Review: Gotye – Making Mirrors

Die letzten Monate lassen nur noch zu einer Vermutung kommen: Australien ist die neue Hochburg des etwas verqueren Pops. Was mit Modular Acts wie Wolfmother, Cut Copy oder Tame Impala anfing, hat sich erstaunlich weit entwickelt. Aktuellstes Beispiel: Gotye. Der gebürtige Belgier veröffentlichte im August sein bereits drittes Album. Dank des Radioerfolgs von Somebody That I Used To Know, erscheint Making Mirrors auch endlich bald bei uns.

Wer jetzt glaubt, dass Making Mirrors nur von Somebody That I Used To Know lebt, der irrt. Gotye läd auf eine Reise quer durch alle Facetten des modernen Pop ein. I Feel Better erinnert an Jamie Lidell, während Smoke And Mirrors auch vom letzten Elbow Album stammen könnte. Das eher expirimentelle State Of The Art sitzt am rechten Platz und verhindert, dass Making Mirrors zu einer simplen Zusammenfassung von bereits mal irgendwo gehörter Musik wird.

Von dem Mann, der wie der französische Designer Gautier ausgesprochen wird, wird man in nächster Zeit noch viel hören. Sei es auf Grund seines heftigen Airplays im Radio, oder eben weil er sich zu einer festen, weltweiten Größe etabliert. Verdient hat er es in jedem Fall. Bleibt nur zu hoffen, dass man ihn nicht weiterhin auf seine Hitsingle reduziert.

1. Making mirrors
2. Easy way out
3. Somebody that I used to know
4. Eyes wide open
5. Smoke and mirrors
6. I feel better
7. In your light
8. State of the art
9. Don’t worry, we’ll be watching you
10. Giving me a chance
11. Save me
12. Bronte

Zolin sagt: 7 von 10

Review: Drake – Take Care

Die typischen R&B Schnulzen scheinen sich nun endgültig selbst zerstört zu haben. Kaum einer, der früher für diese Art von Musik stand, scheint noch überlebt zu haben. Zwar gibt es mit Mayer Hawthrone oder Aloe Blacc einige Ausnahmen, doch der Großteil der Szene scheint sich in andere Gewässer zu begeben. Die einen suchen nach Land mit 0815-David Guetta-Dance Produktionen und die anderen lassen sich von dem aus England herübergeschwappten Dubstep-Hype mitreißen.

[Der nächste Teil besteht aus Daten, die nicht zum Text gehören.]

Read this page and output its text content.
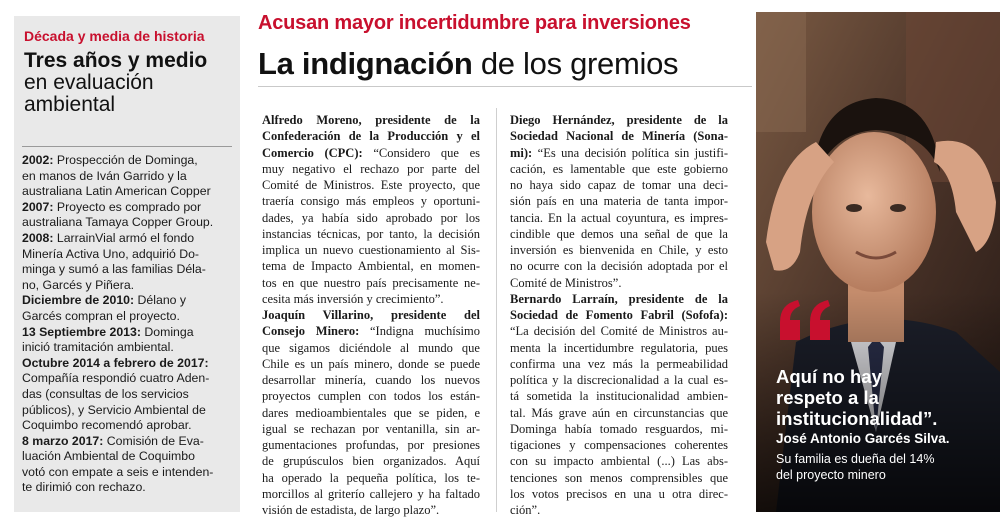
Década y media de historia
Tres años y medio
en evaluación
ambiental
2002: Prospección de Dominga,
en manos de Iván Garrido y la
australiana Latin American Copper
2007: Proyecto es comprado por
australiana Tamaya Copper Group.
2008: LarrainVial armó el fondo
Minería Activa Uno, adquirió Do-
minga y sumó a las familias Déla-
no, Garcés y Piñera.
Diciembre de 2010: Délano y
Garcés compran el proyecto.
13 Septiembre 2013: Dominga
inició tramitación ambiental.
Octubre 2014 a febrero de 2017:
Compañía respondió cuatro Aden-
das (consultas de los servicios
públicos), y Servicio Ambiental de
Coquimbo recomendó aprobar.
8 marzo 2017: Comisión de Eva-
luación Ambiental de Coquimbo
votó con empate a seis e intenden-
te dirimió con rechazo.
Acusan mayor incertidumbre para inversiones
La indignación de los gremios
Alfredo Moreno, presidente de la
Confederación de la Producción y el
Comercio (CPC): “Considero que es
muy negativo el rechazo por parte del
Comité de Ministros. Este proyecto, que
traería consigo más empleos y oportuni-
dades, ya había sido aprobado por los
instancias técnicas, por tanto, la decisión
implica un nuevo cuestionamiento al Sis-
tema de Impacto Ambiental, en momen-
tos en que nuestro país precisamente ne-
cesita más inversión y crecimiento”.
Joaquín Villarino, presidente del
Consejo Minero: “Indigna muchísimo
que sigamos diciéndole al mundo que
Chile es un país minero, donde se puede
desarrollar minería, cuando los nuevos
proyectos cumplen con todos los están-
dares medioambientales que se piden, e
igual se rechazan por ventanilla, sin ar-
gumentaciones profundas, por presiones
de grupúsculos bien organizados. Aquí
ha operado la pequeña política, los te-
morcillos al griterío callejero y ha faltado
visión de estadista, de largo plazo”.
Diego Hernández, presidente de la
Sociedad Nacional de Minería (Sona-
mi): “Es una decisión política sin justifi-
cación, es lamentable que este gobierno
no haya sido capaz de tomar una deci-
sión país en una materia de tanta impor-
tancia. En la actual coyuntura, es impres-
cindible que demos una señal de que la
inversión es bienvenida en Chile, y esto
no ocurre con la decisión adoptada por el
Comité de Ministros”.
Bernardo Larraín, presidente de la
Sociedad de Fomento Fabril (Sofofa):
“La decisión del Comité de Ministros au-
menta la incertidumbre regulatoria, pues
confirma una vez más la permeabilidad
política y la discrecionalidad a la cual es-
tá sometida la institucionalidad ambien-
tal. Más grave aún en circunstancias que
Dominga había tomado resguardos, mi-
tigaciones y compensaciones coherentes
con su impacto ambiental (...) Las abs-
tenciones son menos comprensibles que
los votos precisos en una u otra direc-
ción”.
Aquí no hay
respeto a la
institucionalidad”.
José Antonio Garcés Silva.
Su familia es dueña del 14%
del proyecto minero
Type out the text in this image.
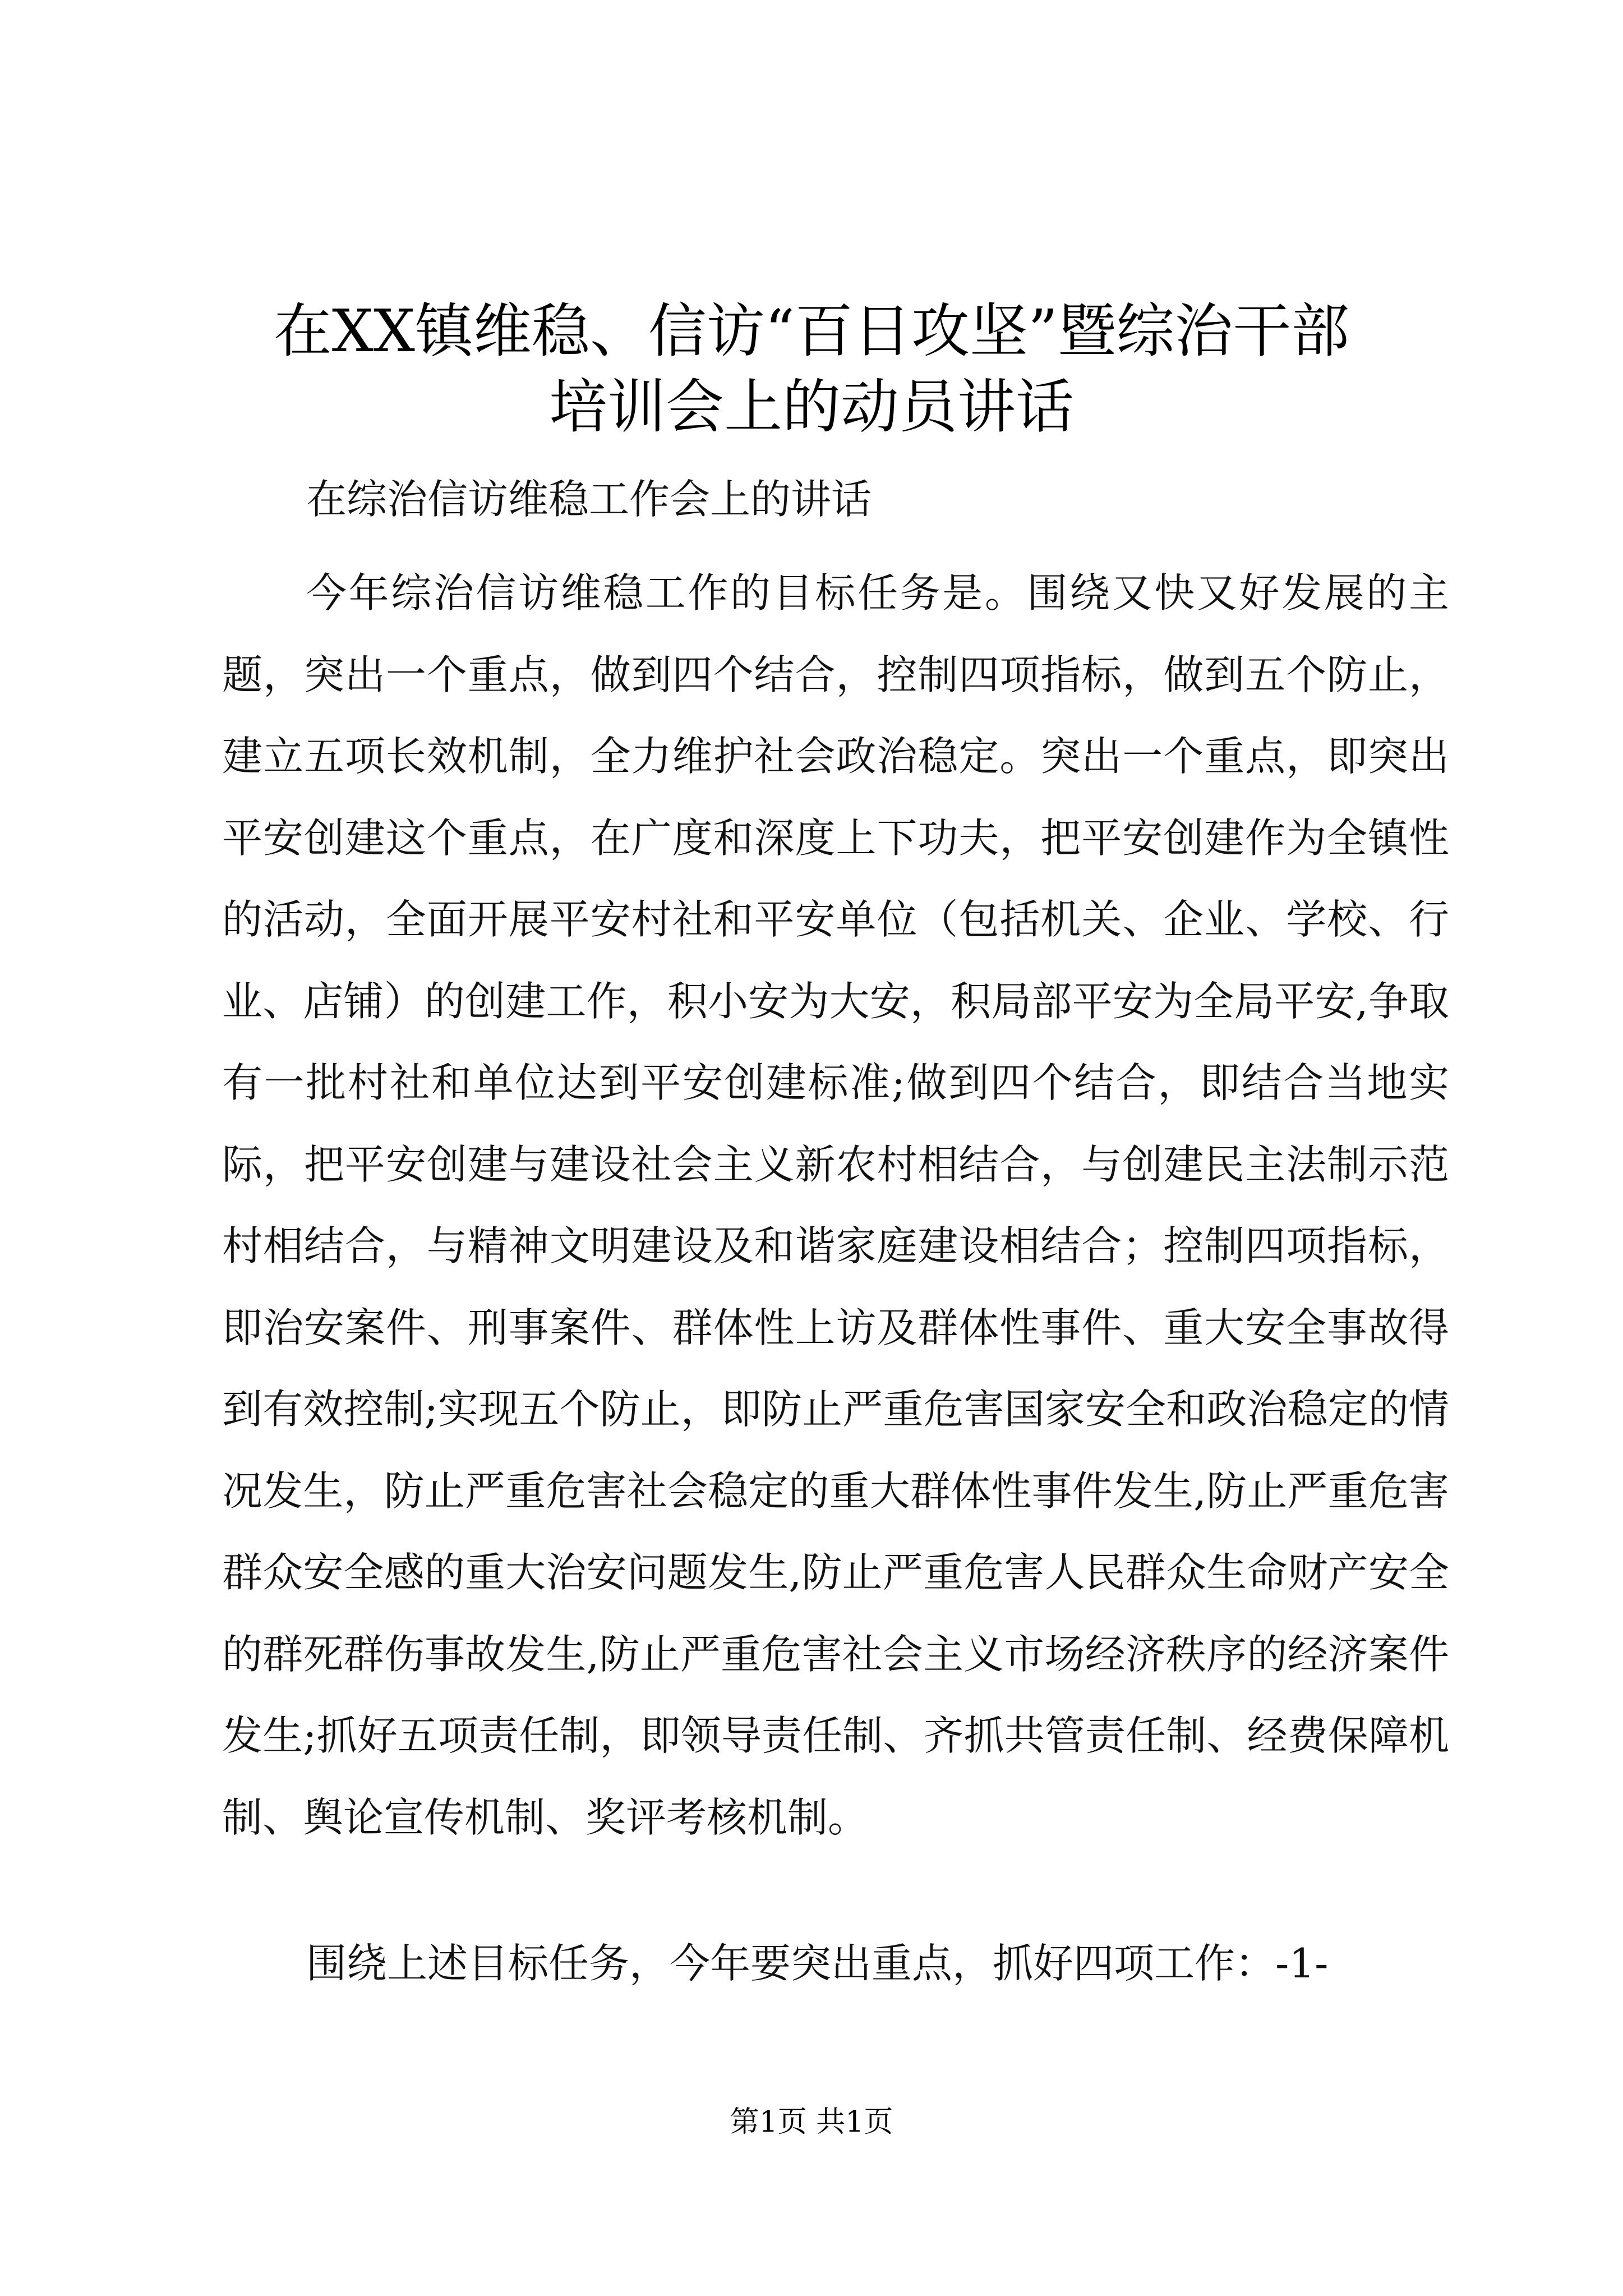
在XX镇维稳、信访“百日攻坚”暨综治干部
培训会上的动员讲话
在综治信访维稳工作会上的讲话
今年综治信访维稳工作的目标任务是。围绕又快又好发展的主题，突出一个重点，做到四个结合，控制四项指标，做到五个防止，建立五项长效机制，全力维护社会政治稳定。突出一个重点，即突出平安创建这个重点，在广度和深度上下功夫，把平安创建作为全镇性的活动，全面开展平安村社和平安单位（包括机关、企业、学校、行业、店铺）的创建工作，积小安为大安，积局部平安为全局平安,争取有一批村社和单位达到平安创建标准;做到四个结合，即结合当地实际，把平安创建与建设社会主义新农村相结合，与创建民主法制示范村相结合，与精神文明建设及和谐家庭建设相结合；控制四项指标，即治安案件、刑事案件、群体性上访及群体性事件、重大安全事故得到有效控制;实现五个防止，即防止严重危害国家安全和政治稳定的情况发生，防止严重危害社会稳定的重大群体性事件发生,防止严重危害群众安全感的重大治安问题发生,防止严重危害人民群众生命财产安全的群死群伤事故发生,防止严重危害社会主义市场经济秩序的经济案件发生;抓好五项责任制，即领导责任制、齐抓共管责任制、经费保障机制、舆论宣传机制、奖评考核机制。
围绕上述目标任务，今年要突出重点，抓好四项工作：-1-
第1页 共1页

Bei Drake lag zumindest die Befürchtung nahe, dass er in Zusammenarbeit mit einschlägigen Dance-Produzenten weiter auf seinem Erfolg reitet. So ist es zwar dann auch gekommen, doch seine Wahl fiel nicht wie befürchtet auf David Guetta, Boys Noize und Konsorten, sondern auf Jamie XX und The Weeknd.

Natürlich wäre es etwas zu hoch gegriffen, Take Care als elektronisches Album zu sehen, denn es klingt zu klassisch, zu sehr wie sein Vorgänger. Mit Headlines und Make Me Proud sind sogar einige treibende Hip-Hop Tracks dabei, von denen man jetzt schon sehr sicher sein kann, dass sie in den USA ziemlich einschlagen werden.

Aber um es auf den Punkt zu bringen: Take Care ist grandios. Drake hat es innerhalb eines Jahres geschafft, noch mal einen auf sein ausgezeichnetes Debut draufzusetzen. Alles scheint zu stimmen: Die klassischen R&B Tracks, die Dubstep Anleihen und die Hip-Hop Tracks. Da stört es auch nicht, dass Gil Scott-Herons Take Care von Rihanna vergewaltigt wird.

1. Over My Dead Body
2. Shot for Me
3. Headlines
4. Crew Love (featuring The Weeknd)
5. Take Care (featuring Rihanna)
6. Marvins Room
7. Buried Alive (featuring Kendrick Lamar)
8. Under Ground Kings
9. We’ll Be Fine (featuring Birdman)
10. Make Me Proud (featuring Nicki Minaj)
11. Lord Knows (featuring Rick Ross)
12. Cameras / Good Ones Go (Interlude)
13. Doing It Wrong
14. The Real Her (featuring Lil Wayne and André 3000)
15. Look What You’ve Done
16. HYFR (featuring Lil Wayne)
17. Practice
18. The Ride

Zolin sagt: 8 von 10

Review: Steven Wilson – Grace For Drowning

In Steven Wilsons künstlerischem Treiben der letzten Jahre ist stets ein schmaler Grad zwischen Genie und Prätentiösität zu erkennen. Ersteres obsiegt dabei in den meisten Fällen, insbesondere in Form genialer Alben à la Fear of a Blank Planet, welche er mit seiner genialen Truppe Porcupine Tree schuf.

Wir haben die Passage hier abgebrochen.